Recently I got a Tweet from Jimmy Willis (@katannsky2) asking me if I had any career tips for a future librarian. My words of wisdom where “to learn technology. Embrace it. It will be a very big part of your job.” Be current. What are the latest trends? Adopt them, learn about them and use them. If you don’t you’ll be left behind because your customers are using this technology. And more than likely they are coming to you for help with it
Technology means not only the hardware/software we use in our branches but includes your presence on the web. Whether it is your web site, Facebook, Twitter, Flickr or other social web sites – remember that not every customer walks through your physical doors. Make sure you have a presence out there in the digital world. But don’t limit it to just a Facebook page or a bunch of pictures on Flickr – engage your customers, start a conversation with them, bring them back to you (whether it is into your physical building or your catalog or one of your programs).
I understand that funding doesn’t always allow every library to have tons of the latest and greatest hardware or even software. However, you can still educate yourself about technology even if your library can’t afford a Kindle, a new fancy web site or you don’t have an iPhone. Use what technology you do have to your benefit. Get out on the web and socially network. So many of your fellow librarians are on the social web, network with them and find out what they already know. Ask questions or use your searching skills so when that customer invariably asks you how do they do ___ you can use your network as a resource.

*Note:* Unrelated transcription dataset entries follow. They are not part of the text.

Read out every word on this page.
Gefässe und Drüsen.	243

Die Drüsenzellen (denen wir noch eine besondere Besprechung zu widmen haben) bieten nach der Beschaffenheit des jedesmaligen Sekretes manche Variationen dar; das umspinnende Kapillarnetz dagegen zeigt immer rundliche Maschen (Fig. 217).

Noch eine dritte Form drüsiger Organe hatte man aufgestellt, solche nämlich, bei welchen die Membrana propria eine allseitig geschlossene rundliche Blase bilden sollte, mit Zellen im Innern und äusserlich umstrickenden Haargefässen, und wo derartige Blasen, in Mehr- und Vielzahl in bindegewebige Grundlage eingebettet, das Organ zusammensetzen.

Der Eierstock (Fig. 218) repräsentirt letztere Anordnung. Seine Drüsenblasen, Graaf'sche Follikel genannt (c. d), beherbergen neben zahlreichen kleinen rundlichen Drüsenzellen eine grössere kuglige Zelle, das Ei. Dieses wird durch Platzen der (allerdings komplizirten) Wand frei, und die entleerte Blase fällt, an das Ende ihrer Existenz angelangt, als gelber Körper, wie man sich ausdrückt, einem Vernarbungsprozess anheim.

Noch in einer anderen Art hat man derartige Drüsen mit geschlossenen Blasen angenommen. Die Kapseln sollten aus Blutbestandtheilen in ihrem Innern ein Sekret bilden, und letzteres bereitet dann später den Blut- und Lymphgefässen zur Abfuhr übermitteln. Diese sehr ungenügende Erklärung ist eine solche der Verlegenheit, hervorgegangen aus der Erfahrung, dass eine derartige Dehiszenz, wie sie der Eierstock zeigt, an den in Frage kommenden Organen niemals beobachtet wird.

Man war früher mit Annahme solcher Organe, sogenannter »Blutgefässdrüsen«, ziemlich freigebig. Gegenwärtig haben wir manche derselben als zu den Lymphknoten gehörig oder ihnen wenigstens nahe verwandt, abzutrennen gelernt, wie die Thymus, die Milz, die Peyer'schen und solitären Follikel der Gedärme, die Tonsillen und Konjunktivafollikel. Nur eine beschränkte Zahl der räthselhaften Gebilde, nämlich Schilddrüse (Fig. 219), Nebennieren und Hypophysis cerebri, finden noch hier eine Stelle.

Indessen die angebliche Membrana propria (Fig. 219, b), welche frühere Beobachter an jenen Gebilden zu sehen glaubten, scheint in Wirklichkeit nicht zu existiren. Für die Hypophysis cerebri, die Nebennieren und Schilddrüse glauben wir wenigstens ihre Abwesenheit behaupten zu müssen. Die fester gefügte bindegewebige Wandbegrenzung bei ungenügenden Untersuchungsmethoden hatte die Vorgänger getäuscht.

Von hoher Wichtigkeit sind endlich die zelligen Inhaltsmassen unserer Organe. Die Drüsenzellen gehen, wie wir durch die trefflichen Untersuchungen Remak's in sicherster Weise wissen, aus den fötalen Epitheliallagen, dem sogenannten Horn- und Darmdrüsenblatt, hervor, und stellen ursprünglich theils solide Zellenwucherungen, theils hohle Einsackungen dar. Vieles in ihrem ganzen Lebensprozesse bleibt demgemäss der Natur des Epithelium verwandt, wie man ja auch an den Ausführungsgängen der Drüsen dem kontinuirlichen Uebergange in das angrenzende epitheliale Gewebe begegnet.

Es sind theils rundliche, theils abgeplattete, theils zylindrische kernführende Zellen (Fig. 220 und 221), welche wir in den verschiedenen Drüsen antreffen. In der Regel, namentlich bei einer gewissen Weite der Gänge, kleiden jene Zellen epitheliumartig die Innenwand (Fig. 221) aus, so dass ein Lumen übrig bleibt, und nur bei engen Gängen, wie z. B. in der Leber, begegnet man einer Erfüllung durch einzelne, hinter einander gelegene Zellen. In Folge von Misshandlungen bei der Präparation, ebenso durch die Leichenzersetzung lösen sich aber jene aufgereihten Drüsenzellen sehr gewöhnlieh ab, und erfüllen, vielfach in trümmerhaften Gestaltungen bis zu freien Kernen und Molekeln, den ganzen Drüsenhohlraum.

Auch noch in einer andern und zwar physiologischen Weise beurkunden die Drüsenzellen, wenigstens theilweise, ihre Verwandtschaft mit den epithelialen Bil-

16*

Please, don’t ever tell a customer you don’t know and let that be the end of the conversation. That is not an acceptable customer service response. Sure, it’s okay to say you don’t know but continue. “You know I’m curious about this too. Let’s research this together so we can both learn.” Customers come to you for help and hey would much rather have a real human admit they don’t know but work together to find the answer than some cold response that boils down to “go away I can’t be bothered”.
Above all the library of the future must remember who it’s audience is and what they want or need. As Thomas Brevik (@Miromurr) tweeted from the Internet Librarian International 2009:
* #ili2009 Stop insulting the user by guessing what the user want!
* #ili2009 start with the question: is this what our users want?
Once you have figured out what your customer wants not only meet that need but exceed it. But how to find out what the customer wants. Don’t rely on surveys on your OPACs or your web site, you have an opportunity every single day in every single interaction with your customers (via email, chat, face to face, or phone). Just go that extra step and see what need isn’t being met. Keeping in mind that meeting someone’s need doesn’t always require a big budget – sometimes just listening to them makes all the difference in the world and you’ll have a lifelong return customer.
Is it a guarantee that if the library of the future follows these three aspects of customer service they will survive? Well nothing is a sure beat but I would put good money on the library of the future (if it focuses on customer service) will be around for all of us to enjoy.